As part of work-package 3 an appropriate and ethical database is being developed. This database will contain effectively anonymized linked clinical and sequencing data and will be housed within a secure haven at the Farr Institute at University College London (UCL).

The Farr Institute of Health Informatics Research was created in March 2013 and aims to harness health data for patient and public benefit by setting the international standard for the safe and secure use of electronic patient records and other population-based datasets for research purposes.

The data collected as part of PANGEA_HIV will only be used to investigate the specific objectives outlined in pre-agreed analysis proposals and only effectively anonymized and pseudo-anonymized data will be released to consortium members and external collaborators. The patients’ identities will therefore always be protected. 

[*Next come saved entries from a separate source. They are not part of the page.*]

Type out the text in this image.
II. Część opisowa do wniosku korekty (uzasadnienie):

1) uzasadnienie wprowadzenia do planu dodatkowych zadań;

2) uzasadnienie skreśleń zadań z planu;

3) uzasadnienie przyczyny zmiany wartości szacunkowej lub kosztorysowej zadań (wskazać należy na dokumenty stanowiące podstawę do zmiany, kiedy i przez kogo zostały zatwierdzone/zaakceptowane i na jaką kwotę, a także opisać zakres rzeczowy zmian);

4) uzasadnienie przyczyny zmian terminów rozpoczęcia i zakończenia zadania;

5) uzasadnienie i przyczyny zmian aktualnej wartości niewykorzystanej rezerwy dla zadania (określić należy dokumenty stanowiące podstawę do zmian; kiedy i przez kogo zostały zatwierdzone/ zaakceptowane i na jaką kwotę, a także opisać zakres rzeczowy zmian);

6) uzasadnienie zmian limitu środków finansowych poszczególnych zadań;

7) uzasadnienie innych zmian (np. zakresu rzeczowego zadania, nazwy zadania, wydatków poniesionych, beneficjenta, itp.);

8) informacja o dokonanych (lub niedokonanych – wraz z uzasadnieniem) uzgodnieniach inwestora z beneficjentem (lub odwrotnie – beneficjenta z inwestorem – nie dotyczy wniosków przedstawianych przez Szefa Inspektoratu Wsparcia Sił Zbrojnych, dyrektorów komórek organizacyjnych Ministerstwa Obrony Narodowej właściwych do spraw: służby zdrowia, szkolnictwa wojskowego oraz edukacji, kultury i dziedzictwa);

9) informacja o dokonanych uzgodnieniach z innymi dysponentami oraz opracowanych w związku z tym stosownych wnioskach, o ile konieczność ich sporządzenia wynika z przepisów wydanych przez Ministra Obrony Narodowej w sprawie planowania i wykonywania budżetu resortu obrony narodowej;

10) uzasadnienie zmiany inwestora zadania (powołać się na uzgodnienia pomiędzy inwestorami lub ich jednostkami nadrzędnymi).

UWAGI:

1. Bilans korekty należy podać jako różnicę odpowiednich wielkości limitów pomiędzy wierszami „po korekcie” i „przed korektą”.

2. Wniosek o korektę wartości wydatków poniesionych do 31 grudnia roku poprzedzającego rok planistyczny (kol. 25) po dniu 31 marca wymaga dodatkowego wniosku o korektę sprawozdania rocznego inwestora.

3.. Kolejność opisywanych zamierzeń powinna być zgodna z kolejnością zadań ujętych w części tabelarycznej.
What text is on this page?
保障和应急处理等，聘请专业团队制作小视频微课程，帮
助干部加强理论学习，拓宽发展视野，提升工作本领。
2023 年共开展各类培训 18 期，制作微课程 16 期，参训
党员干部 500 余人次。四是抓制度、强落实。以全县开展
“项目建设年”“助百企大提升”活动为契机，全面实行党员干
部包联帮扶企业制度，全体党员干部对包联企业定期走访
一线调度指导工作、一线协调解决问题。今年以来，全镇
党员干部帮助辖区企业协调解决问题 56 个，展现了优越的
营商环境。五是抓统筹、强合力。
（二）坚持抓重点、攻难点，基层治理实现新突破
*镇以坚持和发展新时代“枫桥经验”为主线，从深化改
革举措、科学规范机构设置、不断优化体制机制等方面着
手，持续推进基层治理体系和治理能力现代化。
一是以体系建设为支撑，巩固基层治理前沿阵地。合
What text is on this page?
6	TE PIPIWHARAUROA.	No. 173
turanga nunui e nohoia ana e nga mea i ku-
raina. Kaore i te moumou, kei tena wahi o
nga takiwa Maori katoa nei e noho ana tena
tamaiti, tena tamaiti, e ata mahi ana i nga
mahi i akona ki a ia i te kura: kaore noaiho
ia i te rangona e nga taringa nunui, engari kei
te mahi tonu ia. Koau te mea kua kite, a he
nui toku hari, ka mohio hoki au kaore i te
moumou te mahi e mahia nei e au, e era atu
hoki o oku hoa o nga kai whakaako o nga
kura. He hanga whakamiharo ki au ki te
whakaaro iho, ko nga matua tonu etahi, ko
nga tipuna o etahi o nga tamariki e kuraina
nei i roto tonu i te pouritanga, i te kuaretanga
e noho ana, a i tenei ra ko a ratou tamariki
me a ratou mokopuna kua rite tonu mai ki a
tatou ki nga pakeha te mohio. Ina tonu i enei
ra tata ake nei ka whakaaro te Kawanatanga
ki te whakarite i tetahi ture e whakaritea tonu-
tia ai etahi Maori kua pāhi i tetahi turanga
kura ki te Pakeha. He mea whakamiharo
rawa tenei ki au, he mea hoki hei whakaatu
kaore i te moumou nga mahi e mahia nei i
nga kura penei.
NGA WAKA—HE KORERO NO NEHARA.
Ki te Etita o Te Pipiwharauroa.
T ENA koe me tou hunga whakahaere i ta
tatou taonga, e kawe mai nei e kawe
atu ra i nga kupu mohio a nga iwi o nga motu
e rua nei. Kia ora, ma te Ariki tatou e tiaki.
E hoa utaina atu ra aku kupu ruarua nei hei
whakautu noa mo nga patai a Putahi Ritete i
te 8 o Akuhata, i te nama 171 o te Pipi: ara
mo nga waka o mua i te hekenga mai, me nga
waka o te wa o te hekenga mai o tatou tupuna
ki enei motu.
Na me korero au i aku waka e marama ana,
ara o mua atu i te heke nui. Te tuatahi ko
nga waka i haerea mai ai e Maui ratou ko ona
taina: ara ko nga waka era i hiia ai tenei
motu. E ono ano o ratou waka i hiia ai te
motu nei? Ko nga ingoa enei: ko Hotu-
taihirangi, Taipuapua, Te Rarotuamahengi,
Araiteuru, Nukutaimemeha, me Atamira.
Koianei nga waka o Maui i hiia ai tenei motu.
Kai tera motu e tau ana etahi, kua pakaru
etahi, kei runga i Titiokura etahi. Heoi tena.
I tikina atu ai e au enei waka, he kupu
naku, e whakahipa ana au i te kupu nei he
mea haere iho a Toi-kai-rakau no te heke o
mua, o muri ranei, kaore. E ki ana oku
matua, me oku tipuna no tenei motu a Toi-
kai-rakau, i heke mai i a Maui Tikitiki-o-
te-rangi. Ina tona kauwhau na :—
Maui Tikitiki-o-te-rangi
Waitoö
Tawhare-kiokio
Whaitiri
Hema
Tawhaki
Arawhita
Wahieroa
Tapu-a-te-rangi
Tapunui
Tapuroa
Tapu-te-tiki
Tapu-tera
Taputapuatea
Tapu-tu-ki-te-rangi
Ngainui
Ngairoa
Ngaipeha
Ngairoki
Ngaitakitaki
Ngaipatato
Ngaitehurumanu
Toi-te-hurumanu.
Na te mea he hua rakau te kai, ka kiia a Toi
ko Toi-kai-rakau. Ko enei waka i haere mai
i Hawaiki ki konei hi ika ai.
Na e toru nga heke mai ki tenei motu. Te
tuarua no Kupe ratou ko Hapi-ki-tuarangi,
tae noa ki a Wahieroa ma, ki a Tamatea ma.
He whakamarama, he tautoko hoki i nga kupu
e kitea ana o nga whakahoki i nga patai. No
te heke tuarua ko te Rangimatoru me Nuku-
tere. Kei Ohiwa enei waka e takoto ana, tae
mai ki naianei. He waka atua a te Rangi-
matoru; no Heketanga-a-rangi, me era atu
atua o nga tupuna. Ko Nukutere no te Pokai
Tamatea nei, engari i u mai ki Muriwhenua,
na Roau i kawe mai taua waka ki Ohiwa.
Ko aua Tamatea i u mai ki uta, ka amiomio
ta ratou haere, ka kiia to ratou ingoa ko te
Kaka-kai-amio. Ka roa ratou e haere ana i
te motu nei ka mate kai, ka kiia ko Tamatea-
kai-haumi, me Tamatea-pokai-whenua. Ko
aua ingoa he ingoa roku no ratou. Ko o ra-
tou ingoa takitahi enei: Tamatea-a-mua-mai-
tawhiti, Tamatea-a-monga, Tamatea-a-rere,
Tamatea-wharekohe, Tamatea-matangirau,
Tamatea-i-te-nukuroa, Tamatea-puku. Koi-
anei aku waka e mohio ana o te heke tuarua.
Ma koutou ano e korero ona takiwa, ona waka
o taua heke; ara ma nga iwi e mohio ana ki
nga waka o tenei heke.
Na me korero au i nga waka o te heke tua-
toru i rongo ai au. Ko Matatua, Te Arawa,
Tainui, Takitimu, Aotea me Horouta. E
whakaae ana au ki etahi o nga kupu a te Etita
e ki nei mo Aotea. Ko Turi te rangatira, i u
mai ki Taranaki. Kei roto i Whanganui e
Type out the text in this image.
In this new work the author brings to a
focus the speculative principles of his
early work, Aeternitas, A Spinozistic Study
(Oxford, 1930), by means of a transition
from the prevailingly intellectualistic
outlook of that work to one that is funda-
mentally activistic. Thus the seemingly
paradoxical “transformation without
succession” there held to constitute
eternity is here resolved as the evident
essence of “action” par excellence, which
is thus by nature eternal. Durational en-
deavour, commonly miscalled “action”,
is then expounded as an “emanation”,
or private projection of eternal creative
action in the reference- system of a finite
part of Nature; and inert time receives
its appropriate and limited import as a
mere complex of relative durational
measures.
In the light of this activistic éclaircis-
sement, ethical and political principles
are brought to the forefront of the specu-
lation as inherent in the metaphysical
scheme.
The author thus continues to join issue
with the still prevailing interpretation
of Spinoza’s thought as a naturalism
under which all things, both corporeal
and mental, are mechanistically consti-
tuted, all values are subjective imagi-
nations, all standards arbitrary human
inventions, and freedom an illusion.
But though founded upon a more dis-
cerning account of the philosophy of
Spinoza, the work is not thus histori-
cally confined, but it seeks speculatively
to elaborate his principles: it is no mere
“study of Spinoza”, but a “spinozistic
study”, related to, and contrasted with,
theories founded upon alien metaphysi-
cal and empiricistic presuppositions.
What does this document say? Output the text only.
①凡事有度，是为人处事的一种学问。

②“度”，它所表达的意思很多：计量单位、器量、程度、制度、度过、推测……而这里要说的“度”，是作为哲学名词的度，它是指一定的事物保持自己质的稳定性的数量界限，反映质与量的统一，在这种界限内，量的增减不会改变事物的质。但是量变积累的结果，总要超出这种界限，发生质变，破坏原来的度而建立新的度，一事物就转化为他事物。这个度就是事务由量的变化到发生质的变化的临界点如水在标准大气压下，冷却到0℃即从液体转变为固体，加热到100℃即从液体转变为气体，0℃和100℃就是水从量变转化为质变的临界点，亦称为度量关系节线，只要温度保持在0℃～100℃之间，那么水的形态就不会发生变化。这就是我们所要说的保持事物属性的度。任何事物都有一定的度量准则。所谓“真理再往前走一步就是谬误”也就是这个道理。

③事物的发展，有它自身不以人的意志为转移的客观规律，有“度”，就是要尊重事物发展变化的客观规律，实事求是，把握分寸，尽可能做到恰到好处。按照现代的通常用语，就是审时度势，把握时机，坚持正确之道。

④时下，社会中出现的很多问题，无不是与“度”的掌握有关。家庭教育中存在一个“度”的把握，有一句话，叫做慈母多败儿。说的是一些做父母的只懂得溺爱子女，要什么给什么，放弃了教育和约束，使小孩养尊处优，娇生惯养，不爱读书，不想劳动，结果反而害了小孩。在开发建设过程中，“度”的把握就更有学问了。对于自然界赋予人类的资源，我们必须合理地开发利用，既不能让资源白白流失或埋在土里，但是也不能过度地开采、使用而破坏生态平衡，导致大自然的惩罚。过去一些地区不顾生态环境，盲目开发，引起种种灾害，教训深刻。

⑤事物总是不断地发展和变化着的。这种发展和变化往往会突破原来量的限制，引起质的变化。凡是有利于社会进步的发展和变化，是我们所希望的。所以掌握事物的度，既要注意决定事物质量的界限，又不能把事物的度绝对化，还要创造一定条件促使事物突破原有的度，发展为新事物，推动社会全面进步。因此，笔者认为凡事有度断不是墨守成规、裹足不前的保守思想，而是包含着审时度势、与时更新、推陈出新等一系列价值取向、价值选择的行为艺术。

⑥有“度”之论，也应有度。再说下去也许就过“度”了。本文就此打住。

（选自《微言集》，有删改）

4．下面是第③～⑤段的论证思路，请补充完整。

Work-package 4 uses the HIV-1 genomes produced as part of PANGEA_HIV to characterize transmission dynamics in generalized epidemics with an initial focus on these specific issues: 

  1. What characterizes different epidemics at different stages: what is the difference in transmission dynamics between an older and a younger generalized epidemic? 
  2. How do high-risk groups (i.e. young women, commercial sex workers, migrants) influence the transmission dynamics of generalized epidemics?
  3. What is the role of acute infection in the transmission dynamics of a generalized epidemic?
  4. What is the current and estimated impact of antiretroviral treatment expansion on transmission?
  5. What is the relationship between ART intervention, and proportion of transmitted viruses carrying drug resistance?

Addressing the specific questions above will contribute substantially to our understanding of the epidemics in areas where major interventions are planned.